"If your young child resists washing her hands, or washes them too quickly, find ways to make it fun. Sing a favorite short song like Happy Birthday, recite a favorite nursery rhyme, or simply count to 20 together."
Dr. Elizabeth Goldman
Clinical Professor of Pediatrics, Albert Einstein College of Medicine, New York City
A child who is sick with a lingering cold or injury may start to feel as though she'll never get well. Experts recommend that you reassure your discouraged child that she will get better and that you will help her do it.
"Developing a positive attitude about getting well is extremely important. You can communicate that to each child differently, based on her age, stage and personality," comments Dr. Stanley Greenspan, author of Building Healthy Minds. "Some kids can talk about getting better with you. Others, particularly younger kids, can work it out through play. Older kids may already have a plan in place that you can support."
Of course, it's also important to communicate how practicing healthy habits keeps kids well. Physicians recommend that parents become healthy role models by example. "Don't just talk about it -do it yourself!" recommends family practitioner Dr. Benjamin Kligler. So, if you want your child to eat breakfast, eat breakfast with her. If you want her to cross the street safely, wait for the light when you cross. The younger you start, the easier it will be to help your child develop healthy habits for life.
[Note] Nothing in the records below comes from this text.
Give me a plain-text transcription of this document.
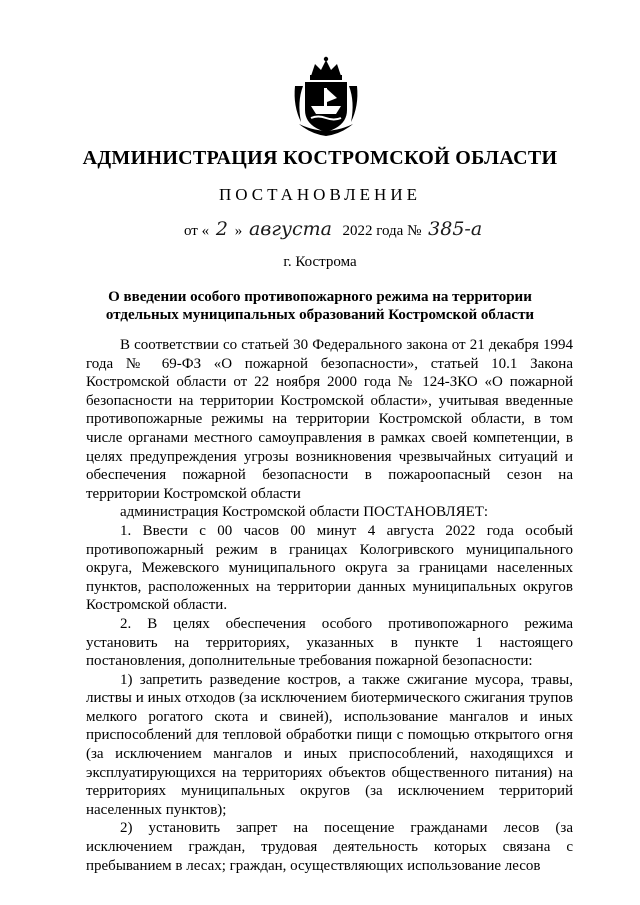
АДМИНИСТРАЦИЯ КОСТРОМСКОЙ ОБЛАСТИ
ПОСТАНОВЛЕНИЕ
от « 2 » августа 2022 года № 385-а
г. Кострома
О введении особого противопожарного режима на территории
отдельных муниципальных образований Костромской области

В соответствии со статьей 30 Федерального закона от 21 декабря 1994 года № 69-ФЗ «О пожарной безопасности», статьей 10.1 Закона Костромской области от 22 ноября 2000 года № 124-ЗКО «О пожарной безопасности на территории Костромской области», учитывая введенные противопожарные режимы на территории Костромской области, в том числе органами местного самоуправления в рамках своей компетенции, в целях предупреждения угрозы возникновения чрезвычайных ситуаций и обеспечения пожарной безопасности в пожароопасный сезон на территории Костромской области

администрация Костромской области ПОСТАНОВЛЯЕТ:

1. Ввести с 00 часов 00 минут 4 августа 2022 года особый противопожарный режим в границах Кологривского муниципального округа, Межевского муниципального округа за границами населенных пунктов, расположенных на территории данных муниципальных округов Костромской области.

2. В целях обеспечения особого противопожарного режима установить на территориях, указанных в пункте 1 настоящего постановления, дополнительные требования пожарной безопасности:

1) запретить разведение костров, а также сжигание мусора, травы, листвы и иных отходов (за исключением биотермического сжигания трупов мелкого рогатого скота и свиней), использование мангалов и иных приспособлений для тепловой обработки пищи с помощью открытого огня (за исключением мангалов и иных приспособлений, находящихся и эксплуатирующихся на территориях объектов общественного питания) на территориях муниципальных округов (за исключением территорий населенных пунктов);

2) установить запрет на посещение гражданами лесов (за исключением граждан, трудовая деятельность которых связана с пребыванием в лесах; граждан, осуществляющих использование лесов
Turn hand-washing into an regular routine. Pediatricians recommend that everyone wash his or her hands upon coming home and before eating. Use warm water and soap and wash for at least 20 seconds. Explain to your young children why this is important by saying, "When you wash your hands, you wash away the germs that can make you sick." This is one of the most important ways to prevent colds and illnesses from spreading.
Encourage kids to take pride in brushing their teeth. You might encourage a young child by saying, "When you brush your teeth, you brush away the germs and keep your smile happy and beautiful." Then, ask her to show off her smile. Many very young children will feel so proud that they may want to brush by themselves. "If young children want to do it themselves, let them do the morning brush," advises pediatric dentist, Dr. David Levine. "The most important brushing with young children is the nighttime brushing."
Set a teeth-brushing timer. Dr. Levine also recommends you give a child her own timer (or set one). This makes it fun for kids to brush longer and keeps them at it. For an exact timing, consult your dentist. Young children might need 30 seconds, older kids might need two minutes.
Let children choose their own healthy foods. Set up a snack cabinet filled with items you and your doctor deem healthy, such as nuts, healthy crackers, cereals etc. Let your kids help themselves within reasonable intervals (not right before dinner). This way, they will learn to make healthy choices on their own - without nagging.
Exercise together. Most children love to run around and exercise. But if your child doesn't, start by focusing on the fun factor. "If your child is spending too much time on video games and is not getting enough exercise, explain that exercise feels good and gives you more energy. Relate it to what feels good," says Dr. Benjamin Kligler. "If your child is afraid of a sport (for example swimming), get in the pool with her and take classes together."